Pator Paroki St Fransiskus Tititi Intan Jaya ini mengatakan, sebagai pimpinan agama yang bertanggung jawab atas umatnya mencerikan setiap masa Paskah dan Natal sebagai hari besar umat Katolik seluruh dunia selalu saja terjadi terjadi kontak senjata.
“Stop, hargai kami. Kami mau merayakan hari raya besar kami. Stop menganggu kami, pendidikan kami di tempat ini, kami mengajar anak kami berbahasa Indonesia tetapi TNI dan Polri dianggap pendidikan kami bukan milik negara ini,” ungkapnya.
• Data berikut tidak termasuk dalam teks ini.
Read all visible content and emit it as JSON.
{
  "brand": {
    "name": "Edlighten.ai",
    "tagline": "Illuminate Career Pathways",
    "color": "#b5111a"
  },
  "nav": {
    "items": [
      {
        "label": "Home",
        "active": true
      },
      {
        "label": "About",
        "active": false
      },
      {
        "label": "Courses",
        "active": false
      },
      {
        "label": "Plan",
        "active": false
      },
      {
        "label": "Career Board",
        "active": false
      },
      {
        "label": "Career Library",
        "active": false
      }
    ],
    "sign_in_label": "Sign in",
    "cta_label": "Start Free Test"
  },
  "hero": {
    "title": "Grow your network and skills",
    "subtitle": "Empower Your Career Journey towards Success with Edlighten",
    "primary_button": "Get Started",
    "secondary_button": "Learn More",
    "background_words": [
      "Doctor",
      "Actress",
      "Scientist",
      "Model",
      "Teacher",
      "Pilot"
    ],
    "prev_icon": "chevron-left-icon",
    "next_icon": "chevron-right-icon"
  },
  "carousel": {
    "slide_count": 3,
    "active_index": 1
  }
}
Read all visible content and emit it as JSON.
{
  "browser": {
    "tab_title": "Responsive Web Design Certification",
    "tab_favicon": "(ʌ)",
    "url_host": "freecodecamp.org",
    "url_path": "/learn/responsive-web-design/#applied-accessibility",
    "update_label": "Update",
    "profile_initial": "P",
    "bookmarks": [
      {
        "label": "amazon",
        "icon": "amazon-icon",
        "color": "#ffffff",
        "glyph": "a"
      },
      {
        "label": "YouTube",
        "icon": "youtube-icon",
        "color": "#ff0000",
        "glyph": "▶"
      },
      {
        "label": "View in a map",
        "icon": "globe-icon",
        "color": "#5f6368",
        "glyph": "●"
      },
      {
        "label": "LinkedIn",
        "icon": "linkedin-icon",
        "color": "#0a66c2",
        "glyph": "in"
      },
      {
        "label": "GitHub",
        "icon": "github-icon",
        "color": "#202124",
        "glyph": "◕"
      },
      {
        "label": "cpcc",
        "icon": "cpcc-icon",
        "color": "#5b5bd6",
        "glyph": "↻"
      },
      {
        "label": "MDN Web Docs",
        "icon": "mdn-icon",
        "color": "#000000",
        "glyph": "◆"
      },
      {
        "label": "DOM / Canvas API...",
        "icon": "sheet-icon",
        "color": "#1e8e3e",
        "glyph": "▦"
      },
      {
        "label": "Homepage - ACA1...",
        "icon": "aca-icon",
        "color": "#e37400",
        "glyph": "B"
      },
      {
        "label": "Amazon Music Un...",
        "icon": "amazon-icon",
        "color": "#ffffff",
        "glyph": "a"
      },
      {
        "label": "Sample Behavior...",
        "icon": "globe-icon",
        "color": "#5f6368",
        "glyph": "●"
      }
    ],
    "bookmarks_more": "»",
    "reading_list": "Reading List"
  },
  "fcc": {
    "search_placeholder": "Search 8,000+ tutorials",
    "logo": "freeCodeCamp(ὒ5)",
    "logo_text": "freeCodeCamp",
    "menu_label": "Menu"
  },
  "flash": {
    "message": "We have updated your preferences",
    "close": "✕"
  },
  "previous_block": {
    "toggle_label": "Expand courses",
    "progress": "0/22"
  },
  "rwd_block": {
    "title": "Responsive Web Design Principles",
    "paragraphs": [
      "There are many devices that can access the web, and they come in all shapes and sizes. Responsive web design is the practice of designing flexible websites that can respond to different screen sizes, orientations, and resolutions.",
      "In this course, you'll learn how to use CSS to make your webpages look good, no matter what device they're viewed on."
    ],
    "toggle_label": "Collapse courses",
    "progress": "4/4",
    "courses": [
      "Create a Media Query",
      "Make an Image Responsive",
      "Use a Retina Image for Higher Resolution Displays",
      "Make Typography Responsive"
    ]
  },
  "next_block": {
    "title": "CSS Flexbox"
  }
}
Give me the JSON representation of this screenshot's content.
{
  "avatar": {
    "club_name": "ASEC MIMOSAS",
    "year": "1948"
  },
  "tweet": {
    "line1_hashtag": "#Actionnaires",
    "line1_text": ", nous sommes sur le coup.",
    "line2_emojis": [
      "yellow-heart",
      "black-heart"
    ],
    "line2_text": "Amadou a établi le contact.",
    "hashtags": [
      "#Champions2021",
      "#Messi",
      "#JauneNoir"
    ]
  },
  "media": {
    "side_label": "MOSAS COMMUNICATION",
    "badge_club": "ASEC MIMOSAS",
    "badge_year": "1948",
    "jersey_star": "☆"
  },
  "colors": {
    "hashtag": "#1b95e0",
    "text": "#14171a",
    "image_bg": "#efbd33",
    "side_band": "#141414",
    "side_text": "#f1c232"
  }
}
Selain itu kenyataan yang terjadi di Intan Jaya aparat kerapkali mencuri tanaman milik warga di kebun padahal ditanam dalam rasa ketakutan. “Stop curi-curi tanaman di kebun milik mama-mama saya yang tanam dengan jeripaya, ketakutan dan lain tetapi TNI, Polri, TPN OPM curi hasil petani, kamu berkebun to entah TNI maupun TPNPB,” ujarnya.
“Jangan ganggu kami, supaya mau bilang kami musuh kamukah. Dengan emosi pastor ungkapkan perasaan hatiku. Jadi semua ini saya sampaikan kepada Kapolres Intan Jaya saat serahkan pernyataan sikap itu,” katanya.
Pj Bupati Intan Jaya Apolos Bagau yang dikonfirmasi tidak memberikan respon, padahal sudah kirim pesan centang coklat dua serta telpon juga berdering tapi tidak dijawab. (*)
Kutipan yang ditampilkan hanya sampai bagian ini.